Standard Chartered Plc (STAN), the U.K. bank that makes three-quarters of its earnings in Asia, is to review its businesses to cut back or withdraw from less-profitable markets.
“We are sharpening our focus,” Chief Executive Officer Peter Sands, 51, told analysts and investors in a presentation in London today. “There are pieces of our portfolio, whether very small geographies, or businesses that lack strategic synergies with other parts of the bank, that we are evaluating very carefully.”
The lender, based in London, doesn’t expect to hit its target to grow revenue by at least 10 percent for the next “couple of years,” Sands said. The bank had already said it wasn’t likely to meet the goal this year after writing down the value of its Korean business by $1 billion in the first half.
Standard Chartered left consumer banking in Japan last year and is selling a similar business in Lebanon, Sands said.

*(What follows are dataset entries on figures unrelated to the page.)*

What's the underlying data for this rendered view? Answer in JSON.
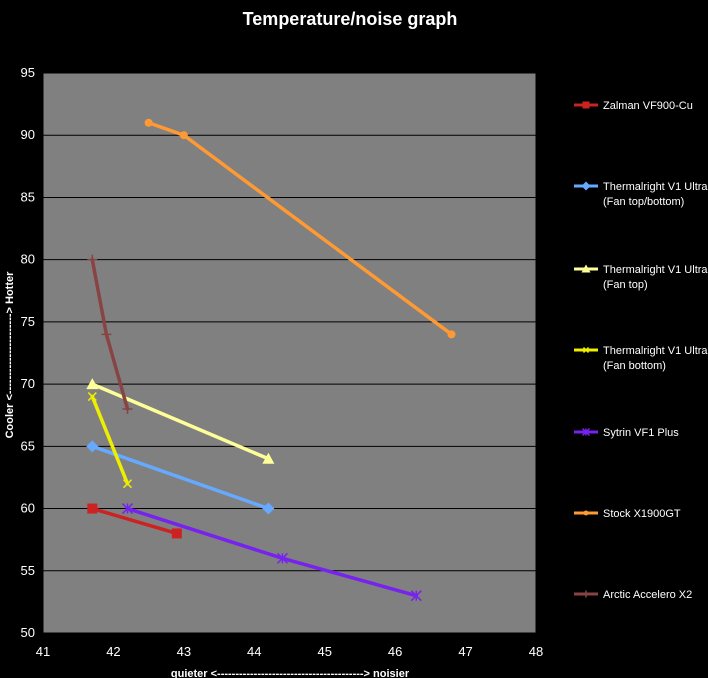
{
  "chart_data": {
    "type": "line",
    "title": "Temperature/noise graph",
    "xlabel": "quieter <----------------------------------------> noisier",
    "ylabel": "Cooler <----------------------> Hotter",
    "xlim": [
      41,
      48
    ],
    "ylim": [
      50,
      95
    ],
    "xticks": [
      "41",
      "42",
      "43",
      "44",
      "45",
      "46",
      "47",
      "48"
    ],
    "yticks": [
      "50",
      "55",
      "60",
      "65",
      "70",
      "75",
      "80",
      "85",
      "90",
      "95"
    ],
    "grid": "horizontal",
    "plot_background": "#808080",
    "legend_position": "right",
    "series": [
      {
        "name": "Zalman VF900-Cu",
        "color": "#cc2222",
        "marker": "square",
        "points": [
          [
            41.7,
            60
          ],
          [
            42.9,
            58
          ]
        ]
      },
      {
        "name": "Thermalright V1 Ultra\n(Fan top/bottom)",
        "color": "#66aaff",
        "marker": "diamond",
        "points": [
          [
            41.7,
            65
          ],
          [
            44.2,
            60
          ]
        ]
      },
      {
        "name": "Thermalright V1 Ultra\n(Fan top)",
        "color": "#ffff99",
        "marker": "triangle",
        "points": [
          [
            41.7,
            70
          ],
          [
            44.2,
            64
          ]
        ]
      },
      {
        "name": "Thermalright V1 Ultra\n(Fan bottom)",
        "color": "#eeee00",
        "marker": "x",
        "points": [
          [
            41.7,
            69
          ],
          [
            42.2,
            62
          ]
        ]
      },
      {
        "name": "Sytrin VF1 Plus",
        "color": "#7722ee",
        "marker": "asterisk",
        "points": [
          [
            42.2,
            60
          ],
          [
            44.4,
            56
          ],
          [
            46.3,
            53
          ]
        ]
      },
      {
        "name": "Stock X1900GT",
        "color": "#ff9933",
        "marker": "circle",
        "points": [
          [
            42.5,
            91
          ],
          [
            43.0,
            90
          ],
          [
            46.8,
            74
          ]
        ]
      },
      {
        "name": "Arctic Accelero X2",
        "color": "#884444",
        "marker": "plus",
        "points": [
          [
            41.7,
            80
          ],
          [
            41.9,
            74
          ],
          [
            42.2,
            68
          ]
        ]
      }
    ]
  }
}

The lender would follow Asia-focused HSBC Holdings Plc (HSBA) in selling businesses that are unprofitable or don’t provide opportunities for other units. HSBC CEO Stuart Gulliver plans to cut an additional $3 billion of expenses after beating an earlier target. He has closed or sold 60 businesses and eliminated 46,000 jobs since the start of 2011.
Standard Chartered in August posted a 24 percent drop in first-half profit to $2.18 billion. It said at the time that Korea’s personal debt rehabilitation program had spurred a jump in loan impairments. The bank remains committed to the market, he said.